I carried a security blanket as a little kid. It was a pale, bluish-green with a satiny binding across the top, which I sucked on. I realized years later why the smell of mildew was comforting to me. When I was 4, my family moved to Palo Alto for my father’s sabbatical year. My mom worried that if I lost my blanket it would scar me for life. So, with my permission, she cut it into 8 pieces and meted them out to me during the course of the year. I think I consumed the whole blanket. 

Cloth carries associations of comfort, security, warmth, not just for me, but historically. For centuries, cloth was central in the lives of women: spinning, weaving, sewing, darning, mending, quilting, swaddling, shrouding. I am drawn to its histories and humanity, its evocative traces of age and use.

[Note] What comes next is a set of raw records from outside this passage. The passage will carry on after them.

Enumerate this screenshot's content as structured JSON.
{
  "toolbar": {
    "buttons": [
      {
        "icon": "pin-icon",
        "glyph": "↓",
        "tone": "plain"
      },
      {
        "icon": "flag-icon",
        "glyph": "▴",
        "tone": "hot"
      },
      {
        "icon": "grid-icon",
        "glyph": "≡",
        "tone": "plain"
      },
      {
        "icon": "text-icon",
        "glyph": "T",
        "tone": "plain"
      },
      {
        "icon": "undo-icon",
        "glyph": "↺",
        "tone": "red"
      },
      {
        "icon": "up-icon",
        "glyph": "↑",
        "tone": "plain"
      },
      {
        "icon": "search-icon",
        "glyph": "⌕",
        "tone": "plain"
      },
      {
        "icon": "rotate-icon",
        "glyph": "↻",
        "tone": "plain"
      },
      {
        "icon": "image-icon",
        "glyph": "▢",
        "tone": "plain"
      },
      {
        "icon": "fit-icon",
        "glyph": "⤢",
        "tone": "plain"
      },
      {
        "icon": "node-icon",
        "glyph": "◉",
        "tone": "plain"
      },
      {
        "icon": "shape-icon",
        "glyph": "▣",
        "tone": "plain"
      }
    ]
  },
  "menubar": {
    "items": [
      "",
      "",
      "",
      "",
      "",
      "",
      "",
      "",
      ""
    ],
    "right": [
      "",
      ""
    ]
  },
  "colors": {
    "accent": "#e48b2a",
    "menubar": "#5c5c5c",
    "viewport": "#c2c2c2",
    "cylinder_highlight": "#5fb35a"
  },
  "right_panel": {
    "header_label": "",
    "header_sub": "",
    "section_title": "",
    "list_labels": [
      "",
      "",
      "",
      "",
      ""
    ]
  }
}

In college, I began to collect antique cloth -- small pieces, well-used and well-loved, from far and wide. For almost as long, I have been hand-sewing select pieces into new contexts. Throughout my relationship with cloth, I navigate the roles of collecting, curating, and creating. These are sometimes antithetical. There are tattered pieces that I’ve kept intact for years, promising myself I’d mend them back to their original state, later to accept that a new life in a new context is the best way to enjoy and share them. There are old pieces too significant or exquisite to alter; some remain untouched, others I use in a way that’s reversible, so at any time, they may reclaim their autonomy.

I compose until I am compelled to stitch. I often aim for ambiguity regarding what’s old, new, mended, untouched, manipulated, or created. I use cloth for its meaning as much as its formal or tactile qualities. All come into play in the work, and in the play.